= Neil Sinclair (historian) =

Welsh historian (1944–2019)

Neil Sinclair (1944 - 2019) was a Welsh historian and writer. He is best known for chronicling the docklands area in Cardiff and its redevelopment in the 1960s.

Sinclair was born in the Tiger Bay area of Cardiff in 1944. He left Wales in his twenties to live in London and later the US, where he studied for a bachelor’s and master’s degree at the University of California, Berkeley. He also travelled within Africa and Mexico. After experiencing a homesickness for his birth nation he returned to Wales in the 1980s, where he would live until his death in 2019.

He published two books on the Tiger Bay area and its 1960s redevelopment, The Tiger Bay Story (1993) and Endangered Tiger (2003). He was highly critical of the redevelopment scheme, describing it in 2016 as a "tragedy", and accusing it of creating a "lacklustre council estate; an architectural monstrosity". He objected to the characterization of Tiger Bay as crime-ridden and dangerous, arguing that it had been used as justification for the area's destruction and subsequent rebuilding.

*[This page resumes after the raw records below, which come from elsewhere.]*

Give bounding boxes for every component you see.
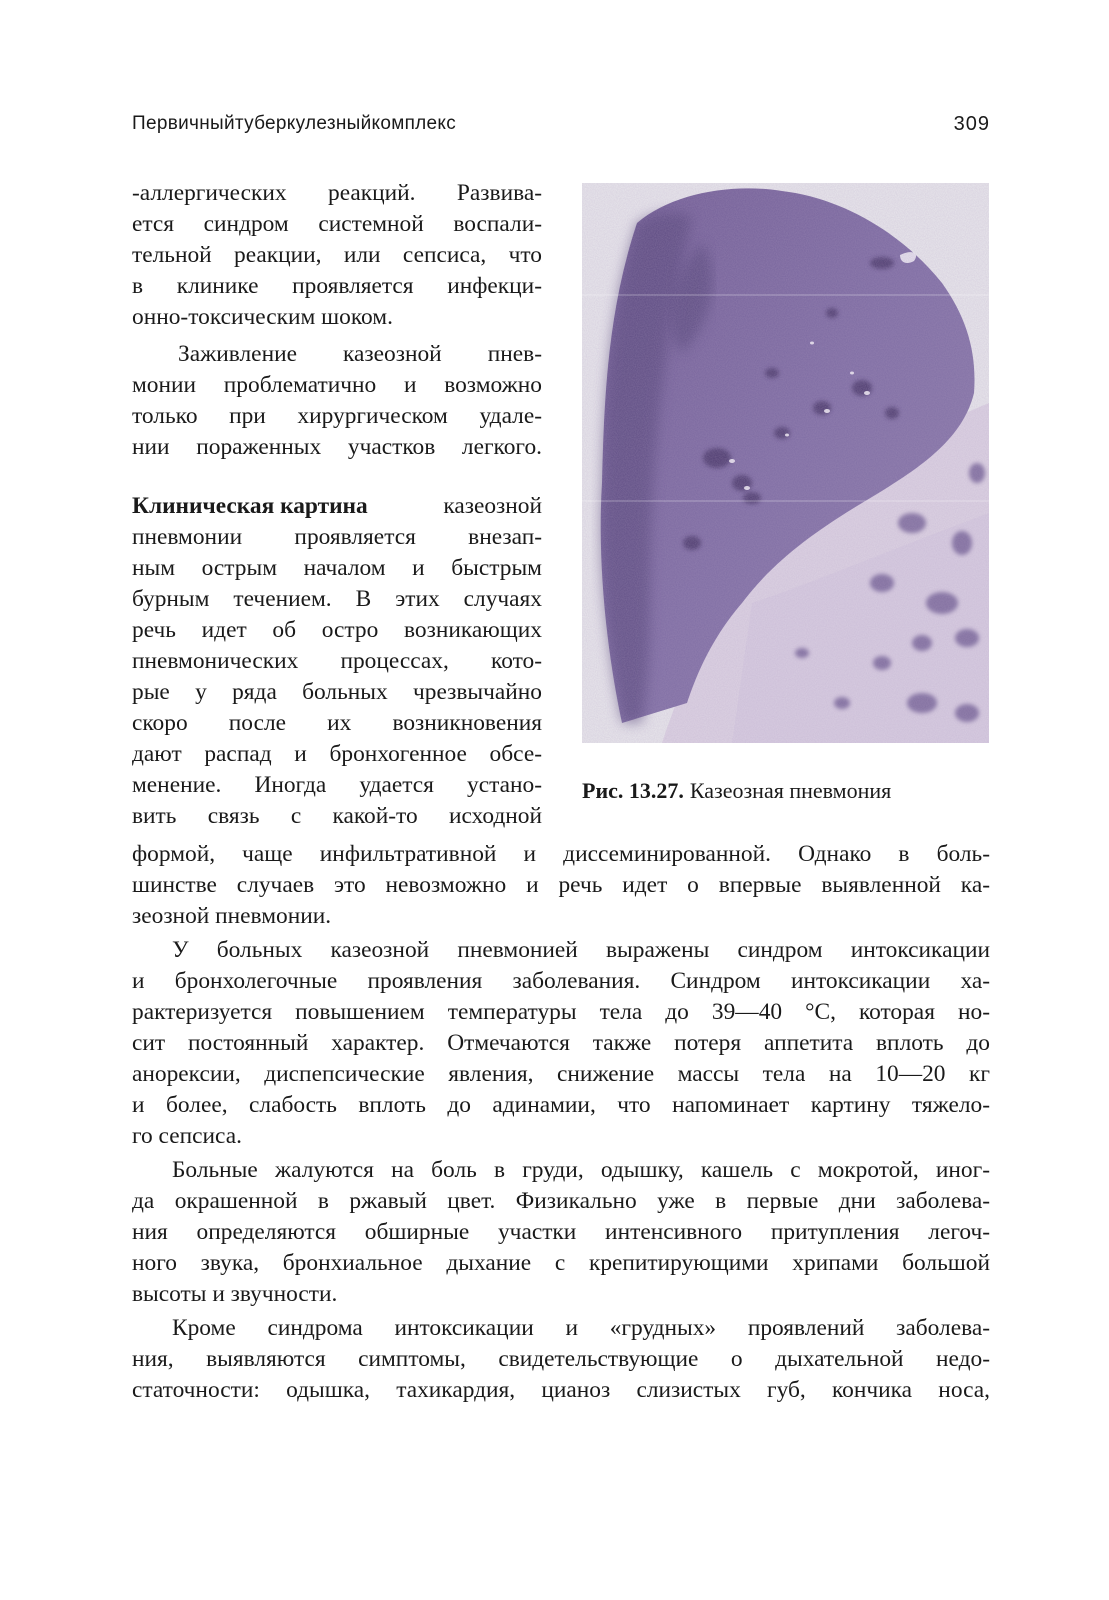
text-line: статочности: одышка, тахикардия, цианоз слизистых губ, кончика носа, [132,1377,990,1403]
text-line: сит постоянный характер. Отмечаются также потеря аппетита вплоть до [132,1030,990,1056]
text-line: тельной реакции, или сепсиса, что [132,242,542,268]
text-line: пневмонии проявляется внезап- [132,524,542,550]
figure-caption-text: Казеозная пневмония [689,778,892,803]
text-line: ния, выявляются симптомы, свидетельствующие о дыхательной недо- [132,1346,990,1372]
text-line: монии проблематично и возможно [132,372,542,398]
text-line: ным острым началом и быстрым [132,555,542,581]
text-line: ного звука, бронхиальное дыхание с крепитирующими хрипами большой [132,1250,990,1276]
text-line: Заживление казеозной пнев- [178,341,542,367]
text-line: скоро после их возникновения [132,710,542,736]
text-line: ется синдром системной воспали- [132,211,542,237]
text-line: речь идет об остро возникающих [132,617,542,643]
histology-image [582,183,989,743]
text-line: рактеризуется повышением температуры тела до 39—40 °С, которая но- [132,999,990,1025]
text-line: вить связь с какой-то исходной [132,803,542,829]
text-line: и бронхолегочные проявления заболевания. Синдром интоксикации ха- [132,968,990,994]
text-line: шинстве случаев это невозможно и речь идет о впервые выявленной ка- [132,872,990,898]
page-number: 309 [953,113,990,135]
running-title: Первичныйтуберкулезныйкомплекс [132,113,457,134]
text-line: рые у ряда больных чрезвычайно [132,679,542,705]
clinical-heading: Клиническая картина [132,493,368,519]
text-line: анорексии, диспепсические явления, снижение массы тела на 10—20 кг [132,1061,990,1087]
text-line: -аллергических реакций. Развива- [132,180,542,206]
text-line: бурным течением. В этих случаях [132,586,542,612]
text-line: да окрашенной в ржавый цвет. Физикально уже в первые дни заболева- [132,1188,990,1214]
figure-histology-image [582,183,989,743]
text-line: онно-токсическим шоком. [132,304,393,330]
text-line: высоты и звучности. [132,1281,338,1307]
text-line: дают распад и бронхогенное обсе- [132,741,542,767]
text-line: формой, чаще инфильтративной и диссеминированной. Однако в боль- [132,841,990,867]
running-header [132,113,990,143]
text-line: го сепсиса. [132,1123,242,1149]
clinical-heading-line [132,491,542,522]
text-line: нии пораженных участков легкого. [132,434,542,460]
text-line: только при хирургическом удале- [132,403,542,429]
text-line: Больные жалуются на боль в груди, одышку, кашель с мокротой, иног- [172,1157,990,1183]
text-line: менение. Иногда удается устано- [132,772,542,798]
text-line-fragment: казеозной [443,493,542,519]
text-line: У больных казеозной пневмонией выражены синдром интоксикации [172,937,990,963]
figure-caption [582,776,989,806]
text-line: в клинике проявляется инфекци- [132,273,542,299]
text-line: пневмонических процессах, кото- [132,648,542,674]
text-line: Кроме синдрома интоксикации и «грудных» проявлений заболева- [172,1315,990,1341]
text-line: ния определяются обширные участки интенсивного притупления легоч- [132,1219,990,1245]
text-line: зеозной пневмонии. [132,903,332,929]
figure-caption-label: Рис. 13.27. [582,778,684,803]
text-line: и более, слабость вплоть до адинамии, что напоминает картину тяжело- [132,1092,990,1118]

Sinclair was also interested in the African diaspora in Wales. He was influenced by the postwar multi-ethnic community of Tiger Bay, which he described as a 'utopian microcosm of social harmony'. From a mixed white-black background, he used his Welsh and African heritage to help shape Afro-Celtic identity. He worked alongside the BBC to explore the history of black American GIs stationed in the Welsh valleys during World War Two. His 2016 novel Is the Bible African History argued that numerous Biblical characters have origins in African mythology.

In 1999 he stood in the Cardiff Council election as the Plaid Cymru candidate for Butetown. He came third with 13.6% of the vote.

Sinclair appeared briefly in the 1959 film Tiger Bay when he was still a child in Cardiff, in a scene alongside Hayley Mills. He was the only Cardiffian to have a speaking role in the film.